Solution
Let the density of the fluid be $\rho$. The density of the piston material is $\eta \rho = 3\rho$.
Narrow Arm: Piston thickness $t$, Area $a$.
Wider Arm: Piston thickness $T$, Area $A$.
Let the reference level be the bottom of the piston in the narrow arm.
Pressure at the reference level (from narrow arm): $$ P_{ref} = P_{atm} + \text{Pressure due to piston weight} = P_{atm} + \frac{(a \cdot t \cdot 3\rho)g}{a} = P_{atm} + 3t\rho g $$
Case 1: Minimum Height ($h_{min}$)
The wider piston is at its lowest possible equilibrium point.

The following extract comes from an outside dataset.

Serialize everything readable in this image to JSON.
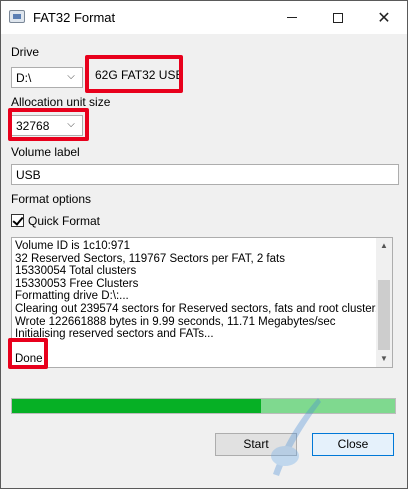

It has a tendency to sink further, so static friction $f$ acts upwards.
Pressure at the bottom of the wide piston (height $h_{min}$ above ref) is $P_{ref} – \rho g h_{min}$.

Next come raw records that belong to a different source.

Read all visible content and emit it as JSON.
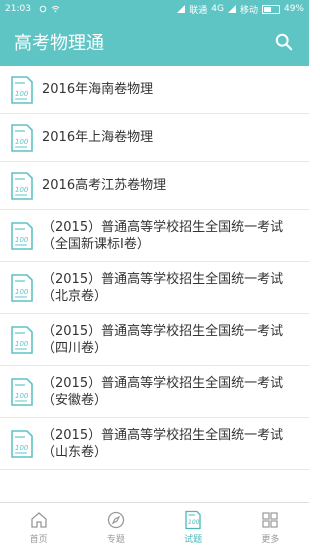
{
  "status_bar": {
    "time": "21:03",
    "carrier1": "联通",
    "network": "4G",
    "carrier2": "移动",
    "battery": "49%"
  },
  "app_bar": {
    "title": "高考物理通",
    "search_icon": "search-icon"
  },
  "items": [
    {
      "line1": "2016年海南卷物理",
      "line2": ""
    },
    {
      "line1": "2016年上海卷物理",
      "line2": ""
    },
    {
      "line1": "2016高考江苏卷物理",
      "line2": ""
    },
    {
      "line1": "（2015）普通高等学校招生全国统一考试",
      "line2": "（全国新课标Ⅰ卷）"
    },
    {
      "line1": "（2015）普通高等学校招生全国统一考试",
      "line2": "（北京卷）"
    },
    {
      "line1": "（2015）普通高等学校招生全国统一考试",
      "line2": "（四川卷）"
    },
    {
      "line1": "（2015）普通高等学校招生全国统一考试",
      "line2": "（安徽卷）"
    },
    {
      "line1": "（2015）普通高等学校招生全国统一考试",
      "line2": "（山东卷）"
    }
  ],
  "tabs": [
    {
      "label": "首页",
      "icon": "home-icon"
    },
    {
      "label": "专题",
      "icon": "compass-icon"
    },
    {
      "label": "试题",
      "icon": "exam-doc-icon"
    },
    {
      "label": "更多",
      "icon": "grid-icon"
    }
  ],
  "colors": {
    "accent": "#5fc4c4",
    "active_tab": "#4bb8b8"
  }
}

Force balance on wide piston:
$$ (P_{ref} – \rho g h_{min})A + f = Mg + P_{atm}A $$
Substituting $M = A \cdot T \cdot 3\rho$ and dividing by $A$:
$$ P_{atm} + 3t\rho g – \rho g h_{min} + \frac{f}{A} = 3T\rho g + P_{atm} $$
$$ 3t\rho g – \rho g h_{min} + \frac{f}{A} = 3T\rho g \quad \dots (1) $$
Case 2: Maximum Height ($h_{max}$)
The piston is at its highest point; it has a tendency to move up, so friction $f$ acts downwards.
$$ (P_{ref} – \rho g h_{max})A = Mg + P_{atm}A + f $$
$$ 3t\rho g – \rho g h_{max} = 3T\rho g + \frac{f}{A} \quad \dots (2) $$
Solving:
Add equations (1) and (2) to eliminate friction ($f/A$):
$$ (3t\rho g – \rho g h_{min}) + (3t\rho g – \rho g h_{max}) = 6T\rho g $$
$$ 6t – (h_{min} + h_{max}) = 6T $$
$$ T = t – \frac{h_{min} + h_{max}}{6} $$
Calculation:
Given $t = 5.0 \text{ cm}$, $h_{min} = 1.0 \text{ cm}$, $h_{max} = 2.0 \text{ cm}$, $\eta = 3$ (so $2\eta = 6$).
$$ T = 5.0 – \frac{1.0 + 2.0}{6} = 5.0 – 0.5 = 4.5 \text{ cm} $$
Answer: The thickness of the piston in the wider arm is 4.5 cm.